In the archives of libraries its easy to imagine moldering tomes written by unidentified authors, just waiting to be discovered. Sometimes manuscripts can remain unstudied for years, even decades or centuries. Such is the case with one old volume found at the Lambeth Palace Library in London. A 42-page manuscript had been in the archives for hundreds of years, but has only recently been identified as having been edited by the Virgin Queen herself, Elizabeth I.
Lambeth Palace is the official home of the Archbishop of Canterbury and the library is located in the Great Hall, a vast space which had to be rebuilt after it was damaged in the Blitz during World War II.
The find was discovered by Dr. John-Mark Philo of Harvard University, while in fellowship at the University of East Anglia, who recognized the paper of the manuscript from his other studies of Tudor era writings. According to Philo, the queen’s status was secure enough that the legibility of her script was never called into question, “The higher you are in the social hierarchy of Tudor England, the messier you can let your handwriting become.
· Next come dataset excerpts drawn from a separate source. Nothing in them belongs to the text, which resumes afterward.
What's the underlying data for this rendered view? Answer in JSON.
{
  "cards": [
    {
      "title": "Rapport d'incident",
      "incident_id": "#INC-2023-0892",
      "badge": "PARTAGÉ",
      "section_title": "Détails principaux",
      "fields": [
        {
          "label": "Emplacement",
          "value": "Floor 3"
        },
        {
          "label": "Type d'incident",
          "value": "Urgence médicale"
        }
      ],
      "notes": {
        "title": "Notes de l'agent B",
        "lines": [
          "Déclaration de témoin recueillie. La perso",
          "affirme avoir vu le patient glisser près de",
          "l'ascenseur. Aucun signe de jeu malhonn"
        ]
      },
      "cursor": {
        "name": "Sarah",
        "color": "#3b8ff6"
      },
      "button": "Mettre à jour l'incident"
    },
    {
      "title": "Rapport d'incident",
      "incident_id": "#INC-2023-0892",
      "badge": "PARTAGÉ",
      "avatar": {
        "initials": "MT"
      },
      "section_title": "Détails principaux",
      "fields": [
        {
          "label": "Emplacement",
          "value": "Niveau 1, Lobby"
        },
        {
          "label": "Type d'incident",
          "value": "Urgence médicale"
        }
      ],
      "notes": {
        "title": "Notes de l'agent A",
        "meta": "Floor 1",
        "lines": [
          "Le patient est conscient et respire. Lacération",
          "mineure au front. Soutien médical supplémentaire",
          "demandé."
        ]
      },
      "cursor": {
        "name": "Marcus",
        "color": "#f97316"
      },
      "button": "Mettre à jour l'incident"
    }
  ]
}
For the queen, comprehension is somebody else’s problem.”
The handwriting of Queen Elizabeth I, who reigned from 1558-1603, had always been distinctive. However, as the demands on her time increased due to state business, her handwriting suffered. This was most likely not considered a problem since messy handwriting was something that those in power could afford to maintain.
The manuscript is a translation of Tacitus’ Annals, written in the 1st century during the reign of Roman emperor, Nero, and tells the history up to that point of the Roman Empire. While the body of the manuscript was most likely written by one of the queen’s secretaries, the notes and corrections are now thought to be in the unique handwriting of Queen Elizabeth I.
The Annals is considered to be some of the most accurate writing of the era since Tacitus was a Roman senator and likely had access to official state documents like senate records. Unlike the inventive writing of his contemporaries, Tacitus may have written the most factual contemporary account of the Roman Empire.
Anything with Queen Elizabeth I’s own handwriting on it increases the value and cultural relevancy of the object. In this case, a forgotten book is now brought into the limelight for its significance at court.
Philo’s findings on the matter were recently published in The Review of English Studies. The Lambeth manuscript is one of only 4 known early English translations of the Annals, written in a compact style unlike other translations of the era.
The theory is that it was Queen Elizabeth I that made the corrections on this manuscript, but it cannot yet be proven beyond a shadow of a doubt. However, the paper stock, the translation style, and the handwriting all seem to point to the queen as the editor of this volume. Plus, the work has a paper trail which links it to the Elizabethan court, another strong piece of evidence in favor of this latest theory.